Carnelian Carrot Coins


Preparation info

  • Difficulty


  • Yields about 2 cups carrot coins, enough to serve


    as a light vegetable course .

Appears in

This is one of the versatile, no-work dishes that can be done with master sauce—a pretty pile of oblong carrot coins, stained a deep color and rich flavor by several hours’ steeping in the master brew. You may serve the carrots warm, at room temperature, or chilled as an edible garnish or a rich-tasting “Little Dish” to accompany most any kind of food. I like them best chilled, when they are at their flavor peak after a day’s refrigeration and feel slippery on the tongue.

  • Buy carrots that smell sweet when you puncture the skin with a fingernail. That is your assurance that there’s a good carrot underneath, not wood.
  • Cook the carrots up to 2 days in advance, if you like. The cutting takes only minutes, and the sauce does the rest.

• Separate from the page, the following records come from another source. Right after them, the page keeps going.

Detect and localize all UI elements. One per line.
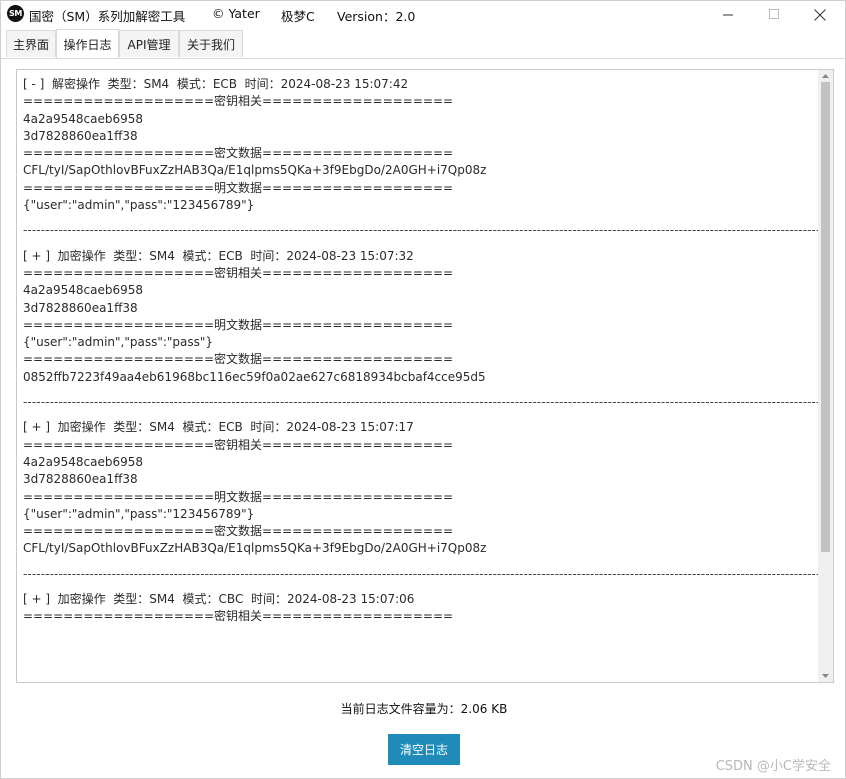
log-entry-header: [ - ] 解密操作 类型：SM4 模式：ECB 时间：2024-08-23 1… xyxy=(23,77,409,91)
watermark: CSDN @小C学安全 xyxy=(715,759,831,774)
log-entry-header: [ + ] 加密操作 类型：SM4 模式：ECB 时间：2024-08-23 1… xyxy=(23,248,414,263)
tab-operation-log[interactable]: 操作日志 xyxy=(56,29,119,58)
log-key-value: 4a2a9548caeb6958 xyxy=(23,111,144,126)
app-logo-icon: SM xyxy=(7,5,24,22)
tab-bar: 主界面 操作日志 API管理 关于我们 xyxy=(1,29,845,59)
log-plaintext-value: {"user":"admin","pass":"pass"} xyxy=(23,335,214,350)
log-key-divider: ===================密钥相关=================… xyxy=(23,94,454,109)
log-ciphertext-divider: ===================密文数据=================… xyxy=(23,352,454,367)
log-ciphertext-value: CFL/tyI/SapOthlovBFuxZzHAB3Qa/E1qlpms5QK… xyxy=(23,541,487,556)
log-iv-value: 3d7828860ea1ff38 xyxy=(23,472,138,487)
minimize-icon xyxy=(722,14,733,16)
log-iv-value: 3d7828860ea1ff38 xyxy=(23,300,138,315)
maximize-icon xyxy=(768,9,779,19)
log-plaintext-divider: ===================明文数据=================… xyxy=(23,489,454,504)
log-key-value: 4a2a9548caeb6958 xyxy=(23,454,144,469)
title-bar: SM 国密（SM）系列加解密工具 © Yater 极梦C Version：2.0 xyxy=(1,1,845,28)
log-plaintext-value: {"user":"admin","pass":"123456789"} xyxy=(23,198,255,213)
copyright-label: © Yater xyxy=(212,6,260,21)
log-key-divider: ===================密钥相关=================… xyxy=(23,609,454,624)
log-key-divider: ===================密钥相关=================… xyxy=(23,437,454,452)
log-ciphertext-value: 0852ffb7223f49aa4eb61968bc116ec59f0a02ae… xyxy=(23,369,486,384)
log-content: [ - ] 解密操作 类型：SM4 模式：ECB 时间：2024-08-23 1… xyxy=(23,76,819,626)
log-entry: [ - ] 解密操作 类型：SM4 模式：ECB 时间：2024-08-23 1… xyxy=(23,76,819,214)
log-key-divider: ===================密钥相关=================… xyxy=(23,265,454,280)
log-ciphertext-value: CFL/tyI/SapOthlovBFuxZzHAB3Qa/E1qlpms5QK… xyxy=(23,163,487,178)
close-button[interactable] xyxy=(798,1,842,28)
tab-api-management[interactable]: API管理 xyxy=(119,30,179,57)
clear-log-button[interactable]: 清空日志 xyxy=(388,734,460,765)
log-plaintext-value: {"user":"admin","pass":"123456789"} xyxy=(23,506,255,521)
tab-about-us[interactable]: 关于我们 xyxy=(179,30,243,57)
maximize-button[interactable] xyxy=(752,1,796,28)
app-window: SM 国密（SM）系列加解密工具 © Yater 极梦C Version：2.0… xyxy=(0,0,846,779)
author-label: 极梦C xyxy=(281,9,315,24)
app-title: 国密（SM）系列加解密工具 xyxy=(29,9,186,24)
scrollbar-thumb[interactable] xyxy=(821,82,830,552)
log-textarea[interactable]: [ - ] 解密操作 类型：SM4 模式：ECB 时间：2024-08-23 1… xyxy=(16,69,834,683)
log-separator: ----------------------------------------… xyxy=(23,223,819,238)
log-plaintext-divider: ===================明文数据=================… xyxy=(23,180,454,195)
log-plaintext-divider: ===================明文数据=================… xyxy=(23,317,454,332)
log-scrollbar[interactable] xyxy=(818,70,833,682)
scroll-down-icon[interactable] xyxy=(818,670,833,682)
log-iv-value: 3d7828860ea1ff38 xyxy=(23,128,138,143)
log-entry: [ + ] 加密操作 类型：SM4 模式：ECB 时间：2024-08-23 1… xyxy=(23,248,819,386)
log-entry: [ + ] 加密操作 类型：SM4 模式：ECB 时间：2024-08-23 1… xyxy=(23,419,819,557)
log-entry: [ + ] 加密操作 类型：SM4 模式：CBC 时间：2024-08-23 1… xyxy=(23,591,819,626)
log-ciphertext-divider: ===================密文数据=================… xyxy=(23,146,454,161)
log-ciphertext-divider: ===================密文数据=================… xyxy=(23,524,454,539)
version-label: Version：2.0 xyxy=(337,9,416,24)
log-size-status: 当前日志文件容量为：2.06 KB xyxy=(340,702,508,716)
close-icon xyxy=(814,8,826,21)
log-key-value: 4a2a9548caeb6958 xyxy=(23,283,144,298)
log-separator: ----------------------------------------… xyxy=(23,566,819,581)
tab-main[interactable]: 主界面 xyxy=(6,30,56,57)
log-entry-header: [ + ] 加密操作 类型：SM4 模式：CBC 时间：2024-08-23 1… xyxy=(23,592,415,607)
minimize-button[interactable] xyxy=(706,1,750,28)
scroll-up-icon[interactable] xyxy=(818,70,833,82)
log-separator: ----------------------------------------… xyxy=(23,395,819,410)
log-entry-header: [ + ] 加密操作 类型：SM4 模式：ECB 时间：2024-08-23 1… xyxy=(23,420,414,435)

  • ½ pound sweet-smelling carrots, trimmed and peeled
  • master sauce from making Master Sauce Chicken, to cover


Cutting the carrots

Cut the carrots on a sharp diagonal into oblong coins, 2 inches long and a bit over ¼ inch thick. Be sure to cut the coins so they are evenly thick at both ends. Don’t throw away the odd-looking end slices. Steep them with the rest to enrich the sauce, then eat them yourself if you do not wish to serve them.

Steeping the coins

Bring the sauce to a gentle simmer in a small, heavy pot that will hold the carrots snugly. (I use a small Chinese sand pot, illustrated, though any small, heavy pot will do.) Taste the sauce and adjust if required with a bit more water, soy, wine, or crushed golden rock sugar to achieve a rich and balanced blend. Go easy on the sugar. The carrots will imbue the sauce with their own natural sweetness.

Add the carrots, poke them under the sauce, then adjust the heat to maintain a slow simmer. Cover the pot and simmer 15 minutes. Turn off the heat, then let the carrots steep in the hot liquid for 2 hours. Remove the cover after 30 minutes, so the coins do not overcook in the concentrated heat.

Strain the sauce through several layers of wet cheesecloth, then cool, bottle, and refrigerate or freeze for future use. Gently nudge the carrots into a shallow bowl, taking care not to break them. Eat when tender and warm, or, for a richer flavor and a more interesting, firm texture, seal airtight and chill overnight.

Serve chilled carrots cold or at room temperature. Just before serving, invert the carrots into a shallow serving bowl so that the sauce that was on the bottom now glosses the top. For Western-style service, you may arrange the chilled coins in pretty fans on individual plates to highlight a main course. Or, use as a decorative garnish to rim a serving platter.

Leftover carrot coins keep 3–4 days, refrigerated and sealed airtight.